Why the RBA hasn’t suddenly turned hawkish

From Business Insider.

Suddenly, the outlook for Australian interest rates has changed, prompted by the release of the Reserve Bank of Australia’s (RBA) July monetary policy meeting minutes yesterday.

The chart below from JP Morgan underlines the dramatic shift seen in rate hike expectations following the release.

Source: JP Morgan

 

Using Australian overnight index swaps (OIS), it shows that markets are now close to fully priced for a rate hike by the middle of next year.

Quite a shift, helping to explain the surge in the Australian dollar and bond yields over the past 24 hours.

The upbeat tone of the minutes, in stark contrast to the July monetary policy statement released two weeks earlier, along with a discussion among board members as to the neutral policy level for interest rates in Australia, saw some jump to the conclusion that the RBA was priming markets for an increase in interest rates.

Looking at the scale of the market reaction, it’s clear many adopted just such a view.

While some think it’s a game-changer, Sally Auld, chief economist and head of Australia and New Zealand fixed income and FX strategy JP Morgan, does not share that view, suggesting that markets have jumped the gun in pricing in a hawkish shift from the RBA.

Here’s a snippet from a report she released today outlining four reasons why, in her opinion, markets got a little ahead of themselves:

First, it should be remembered that the RBA delivered a strong refute to expectations that it was shifting in a more hawkish direction just two weeks ago. It is not clear that enough has changed for the RBA to warrant a shift in emphasis so soon.

Second, even assuming that the RBA wanted to signal something different from the July Statement, was a paragraph on the neutral rate estimate in the minutes the way to execute this change in message? We doubt it.

Third, we should note that the agenda for RBA Board meetings often includes items for discussion that are not directly related to the assessment of economic conditions in the past month. This is particularly the case for the RBA Board, which unlike other central banks, is not comprised of professional economists. Rather, the majority of RBA Board members are usually drawn from business, and hence there is sometimes a need to “educate” Board members on theoretical topics that are related to economics and monetary policy. In this context, the discussion around the neutral rate doesn’t look so unusual.

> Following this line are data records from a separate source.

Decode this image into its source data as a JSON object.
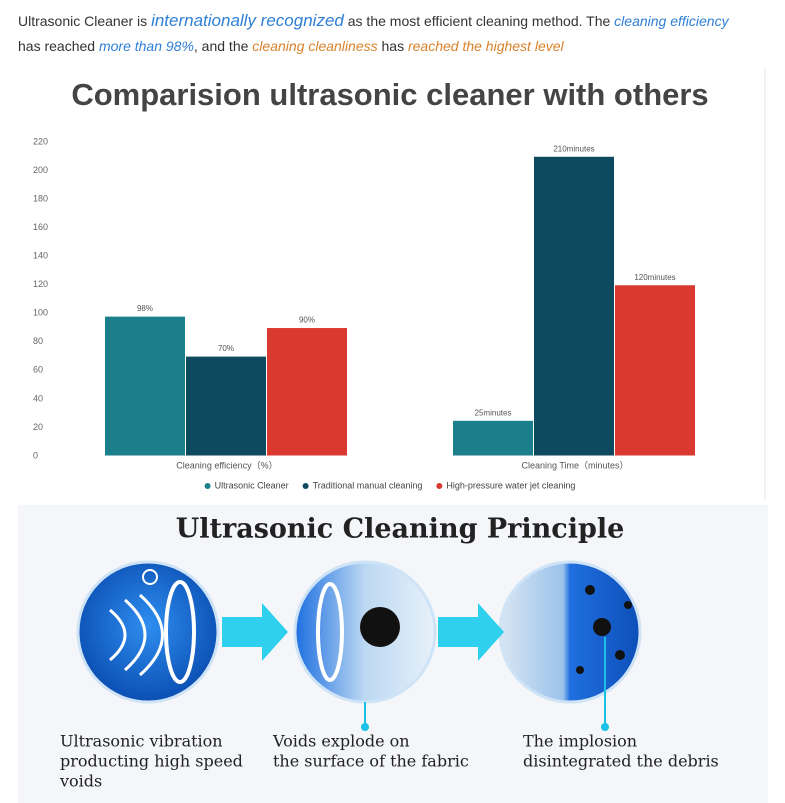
{
  "paragraph": {
    "segments": [
      "Ultrasonic Cleaner is ",
      "internationally recognized",
      " as the most efficient cleaning method. The ",
      "cleaning efficiency",
      "has reached ",
      "more than 98%",
      ", and the ",
      "cleaning cleanliness",
      " has ",
      "reached the highest level"
    ]
  },
  "chart_data": {
    "type": "bar",
    "title": "Comparision ultrasonic cleaner with others",
    "categories": [
      "Cleaning efficiency（%）",
      "Cleaning Time（minutes）"
    ],
    "series": [
      {
        "name": "Ultrasonic Cleaner",
        "color": "#1b7f8b",
        "values": [
          98,
          25
        ],
        "value_labels": [
          "98%",
          "25minutes"
        ]
      },
      {
        "name": "Traditional manual cleaning",
        "color": "#0e4a5f",
        "values": [
          70,
          210
        ],
        "value_labels": [
          "70%",
          "210minutes"
        ]
      },
      {
        "name": "High-pressure water jet cleaning",
        "color": "#d9392f",
        "values": [
          90,
          120
        ],
        "value_labels": [
          "90%",
          "120minutes"
        ]
      }
    ],
    "ylim": [
      0,
      220
    ],
    "yticks": [
      0,
      20,
      40,
      60,
      80,
      100,
      120,
      140,
      160,
      180,
      200,
      220
    ],
    "legend": "bottom"
  },
  "diagram": {
    "title": "Ultrasonic Cleaning Principle",
    "steps": [
      {
        "lines": [
          "Ultrasonic vibration",
          "producting high speed",
          "voids"
        ]
      },
      {
        "lines": [
          "Voids explode on",
          "the surface of the fabric"
        ]
      },
      {
        "lines": [
          "The implosion",
          "disintegrated the debris"
        ]
      }
    ]
  }
}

Fourth, the conclusion that policy is already accommodative is not “new news”. The RBA has made such an assertion every month in the minutes since May this year.

A pretty solid critique of the market’s interpretation if there ever was one.

While the tone of the minutes was certainly more upbeat on the outlook for the economy and labour market conditions than the abbreviated policy statement, outside of the those areas and the discussion on neutral policy settings, there really wasn’t all that much new to garner from the minutes, including that current settings are “clearly expansionary”.

Rates are, after all, at the lowest level on record, even with the neutral policy setting now far lower than what was the case in the past.

Looking ahead, Auld says we’ll find out soon enough as to whether or not the RBA intended to deliver a hawkish message.

“A test of our view will come with speeches from the deputy governor and governor in coming days,” she says.

“While it is typically not the RBA’s ‘style’ to micro-manage unwanted market reactions — the AUD is not yet meaningfully overvalued and the RBA might welcome renewed talk of hikes as another way to jawbone an overextended housing market — we don’t expect either speech to validate current market pricing and anticipate that RBA officials will push back hard on the perception that the central bank is on the cusp of starting policy normalisation.”